SEC Sues Dragonchain For $16.5 Million “Unregistered” ICO In 2017

SNEAK PEEK

  • SEC sued Dragonchain for its unregistered ICO in 2017 when the company raised over $16.5 million.
  • According to the SEC, Roets and Dragonchain offered their native token DRGN in a presale to the members of a crypto investment club in an ICO in October and November.
  • In 2021, the State of Washington also filed a complaint against the company and fined $50,000 along with a cease and desist order.

The US Securities and Exchange Commission (SEC) is still working on its mission to put stricter constraints on crypto companies. In its new filing, the SEC has sued Dragonchain for issuing its native token DRGN in an unregistered ICO. The alleged ICO was launched in 2017 when the company raised approximately $16.5 million.

The petition accuses Dragonchain and Roets of breaching the Securities Act of 1933. The agency now demands that the defendants return the illegally acquired $16.5 million plus interest. 

The SEC said,

Through this offering, the defendants allegedly raised approximately $14 million from approximately 5,000 investors worldwide, including in the United States.

The US regulatory body alleges that between 2019 and 2021, Dragonchain, Dragonchain Foundation, and The Dragonchain Company have issued and sold over $2.5 million worth of DRGN tokens to support their business expenses. 

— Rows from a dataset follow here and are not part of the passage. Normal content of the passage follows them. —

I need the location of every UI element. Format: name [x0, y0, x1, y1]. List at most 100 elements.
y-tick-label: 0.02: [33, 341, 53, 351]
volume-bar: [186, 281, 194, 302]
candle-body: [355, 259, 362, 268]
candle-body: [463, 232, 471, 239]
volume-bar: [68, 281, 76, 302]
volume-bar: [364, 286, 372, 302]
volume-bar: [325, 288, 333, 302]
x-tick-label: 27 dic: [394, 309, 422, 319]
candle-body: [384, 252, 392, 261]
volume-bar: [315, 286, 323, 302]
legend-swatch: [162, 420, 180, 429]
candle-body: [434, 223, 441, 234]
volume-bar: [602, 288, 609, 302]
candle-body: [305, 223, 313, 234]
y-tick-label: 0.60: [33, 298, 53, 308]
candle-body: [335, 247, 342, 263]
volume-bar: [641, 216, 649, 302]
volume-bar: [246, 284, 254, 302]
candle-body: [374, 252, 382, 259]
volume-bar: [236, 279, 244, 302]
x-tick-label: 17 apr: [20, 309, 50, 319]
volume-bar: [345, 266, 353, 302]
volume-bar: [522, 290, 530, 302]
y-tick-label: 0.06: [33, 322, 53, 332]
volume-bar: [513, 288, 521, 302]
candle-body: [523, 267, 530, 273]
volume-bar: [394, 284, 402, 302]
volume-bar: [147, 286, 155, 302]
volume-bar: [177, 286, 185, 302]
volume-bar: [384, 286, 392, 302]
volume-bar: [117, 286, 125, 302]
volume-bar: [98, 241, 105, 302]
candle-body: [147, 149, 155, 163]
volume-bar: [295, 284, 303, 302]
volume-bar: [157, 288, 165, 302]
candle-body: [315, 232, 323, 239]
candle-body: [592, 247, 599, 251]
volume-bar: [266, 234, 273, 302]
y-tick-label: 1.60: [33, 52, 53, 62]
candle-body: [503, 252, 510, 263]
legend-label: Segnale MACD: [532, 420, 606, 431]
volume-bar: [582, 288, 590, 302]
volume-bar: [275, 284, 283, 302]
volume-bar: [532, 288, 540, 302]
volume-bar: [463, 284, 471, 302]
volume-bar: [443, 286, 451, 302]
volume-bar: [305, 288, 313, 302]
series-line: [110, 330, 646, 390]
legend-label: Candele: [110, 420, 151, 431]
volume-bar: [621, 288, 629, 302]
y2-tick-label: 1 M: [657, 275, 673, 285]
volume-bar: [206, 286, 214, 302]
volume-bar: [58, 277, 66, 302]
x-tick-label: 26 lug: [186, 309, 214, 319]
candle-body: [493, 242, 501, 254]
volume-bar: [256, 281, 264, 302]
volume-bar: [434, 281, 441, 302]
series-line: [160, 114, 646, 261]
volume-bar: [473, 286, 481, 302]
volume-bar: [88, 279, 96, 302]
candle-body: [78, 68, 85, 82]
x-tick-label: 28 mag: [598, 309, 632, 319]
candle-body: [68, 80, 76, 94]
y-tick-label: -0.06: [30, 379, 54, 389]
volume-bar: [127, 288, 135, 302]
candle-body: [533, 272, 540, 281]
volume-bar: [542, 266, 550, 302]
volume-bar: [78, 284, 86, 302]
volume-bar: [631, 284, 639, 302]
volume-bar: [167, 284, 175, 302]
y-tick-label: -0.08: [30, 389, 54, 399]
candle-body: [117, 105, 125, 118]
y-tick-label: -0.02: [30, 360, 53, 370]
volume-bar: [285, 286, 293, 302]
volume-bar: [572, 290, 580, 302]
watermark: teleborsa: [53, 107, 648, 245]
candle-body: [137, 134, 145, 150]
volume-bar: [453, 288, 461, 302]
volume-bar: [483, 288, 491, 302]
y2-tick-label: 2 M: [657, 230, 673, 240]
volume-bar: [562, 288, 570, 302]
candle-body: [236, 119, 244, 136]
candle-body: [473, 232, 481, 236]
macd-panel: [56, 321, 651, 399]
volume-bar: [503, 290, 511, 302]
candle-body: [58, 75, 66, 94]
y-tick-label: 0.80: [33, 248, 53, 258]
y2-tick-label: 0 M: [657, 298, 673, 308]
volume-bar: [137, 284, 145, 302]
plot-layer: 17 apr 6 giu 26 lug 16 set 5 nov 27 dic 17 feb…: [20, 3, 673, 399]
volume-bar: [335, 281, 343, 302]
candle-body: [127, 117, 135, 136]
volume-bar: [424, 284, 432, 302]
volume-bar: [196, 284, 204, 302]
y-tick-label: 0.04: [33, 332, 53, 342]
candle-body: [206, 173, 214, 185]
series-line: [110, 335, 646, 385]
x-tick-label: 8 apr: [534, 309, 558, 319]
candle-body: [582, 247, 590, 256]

An ICO is an initial coin offering where the company raises funds in exchange for a new currency or token before it’s publicly released. However, the regulatory body says that the alleged transactions were made after the state regulatory agencies established that DRGN tokens are securities.

The SEC now demands that the Seattle-based company return the wrongfully acquired funds and comply with civil penalties.

In response to the current SEC fillings, Reots has issued a statement saying,

Many in the industry have had similar experiences and, as a result , have the impression that the SEC is picking and choosing projects to target, often singling out the ones with the biggest opportunity to disrupt incumbent interests while giving a free pass to others. 

Reots has also pledged “to provide our clear argument for the existence and demonstrate that the commission should not charge any of these parties with intentional or unintentional violation of U.S. securities laws”.